2 de julho de 2017
Este protocolo descreve a bioprinção 3D do tecido cardíaco sem o uso de biomateriais. Os remendos cardíacos bioprinted 3D apresentam integração mecânica de esferóides componentes e são altamente promissores na regeneração do tecido cardíaco e como modelos 3D de doenças cardíacas.
O objetivo deste vídeo é demonstrar a bioimpressão 3D do tecido cardíaco sem o uso de biomateriais, usando apenas células. Em primeiro lugar, cardiomiócitos, células endoteliais e fibroblastos são isolados, contados e misturados nas proporções celulares desejadas. Eles são então distribuídos usando uma pipeta multicanal e para poços individuais em placas de 96 poços de fixação ultrabaixa.
As células nas placas de 96 poços são incubadas por três dias, após três dias, formam esferóides que batem espontaneamente. A microscopia confocal revela a expressão de conexões em 43, que é marcada com fluorescência em verde em cardiomiócitos positivos para troponina T, que são marcados com fluorescência em vermelho distante dentro dos esferoides. As placas de 96 poços contendo os esferoides são então carregadas na bio-impressora 3D.

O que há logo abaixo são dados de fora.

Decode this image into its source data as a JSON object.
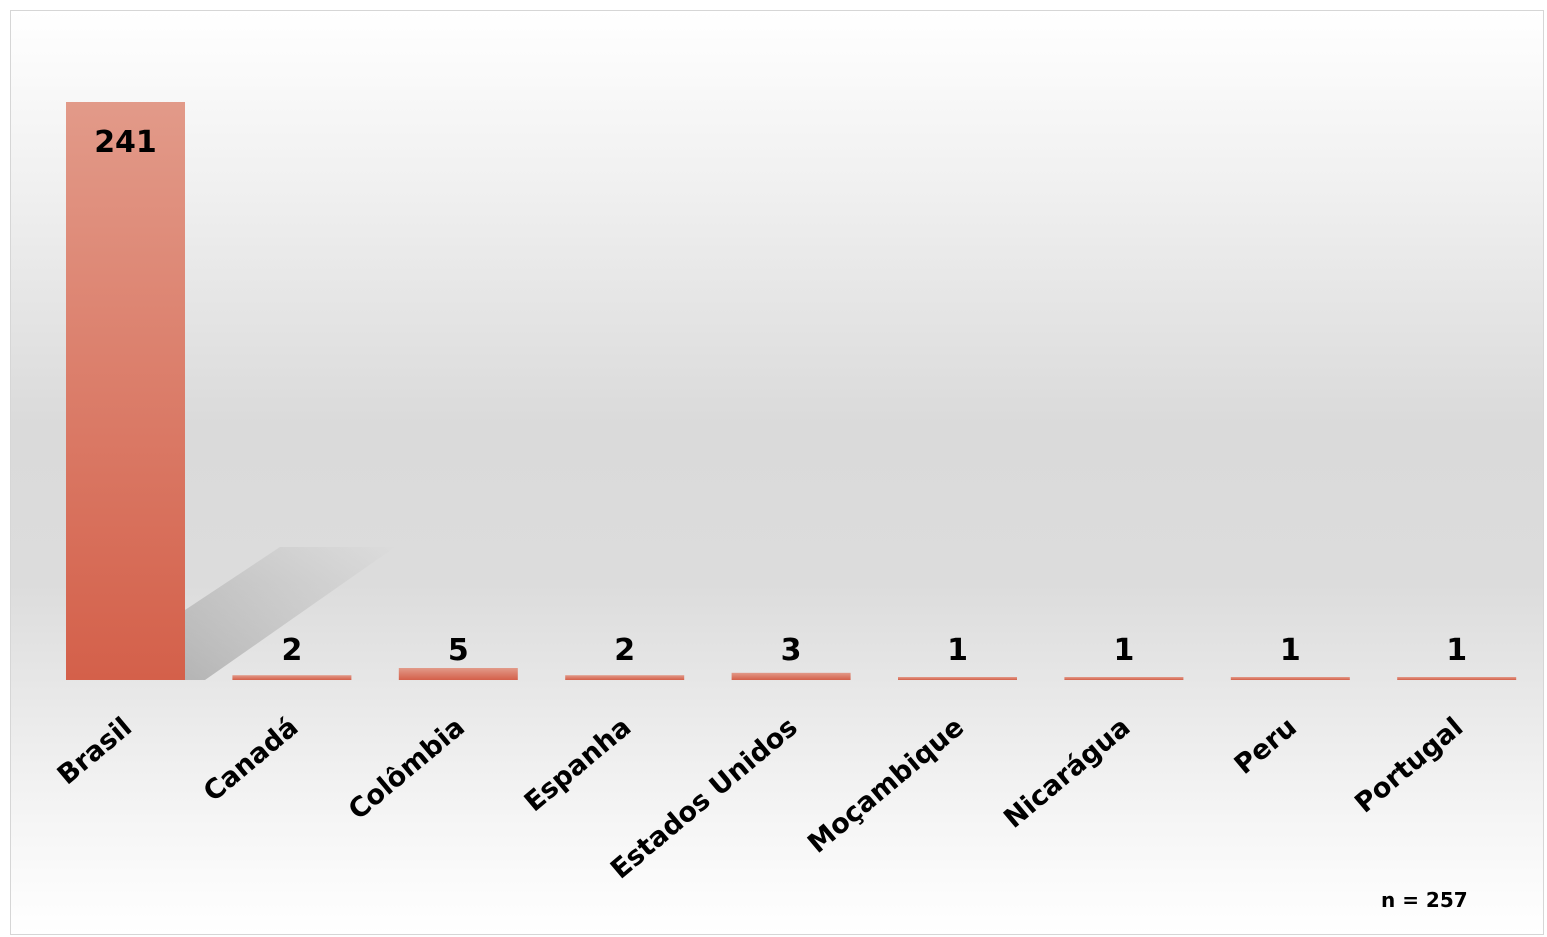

A bioimpressora 3D começa transferindo a placa de 96 poços para um local ao lado do conjunto de agulhas usando uma plataforma móvel. A bioimpressora 3D inspeciona todos os esferoides na placa de 96 poços para obter dados relevantes sobre cada esferoide, como seu diâmetro e sua forma. Esta é uma visão de perto do processo de bioimpressão 3D.
O esferóide é recolhido da placa de 96 poços à esquerda por um bico usando sucção a vácuo e colocado em um local específico em um conjunto de agulhas à direita. Este processo é repetido até que o processo de bioimpressão 3D seja concluído. Até que todos os esferóides e a placa de 96 poços tenham sido bioimpressos, a bioimpressora 3D armazenará a placa existente de 96 poços e carregará uma nova placa, usando a plataforma móvel.
Este é um vídeo em timelapse que mostra uma vista aérea da bioimpressão 3D de um adesivo de nove por nove a uma velocidade de 100 vezes, as agulhas na matriz de agulhas são dispostas em uma formação de grupo e os esferóides são carregados em cada agulha de cima. Após três dias em condições estéreis, o adesivo cardíaco da bioimpressora 3D é removido com muito cuidado do conjunto de agulhas, deslizando suavemente o pedaço de plástico rígido no conjunto de agulhas sob o adesivo para cima. Lubrificação com solução salina tamponada com fosfato ou PBS, pode ser aplicada às agulhas durante esta etapa, conforme necessário, para uma remoção mais suave e fácil.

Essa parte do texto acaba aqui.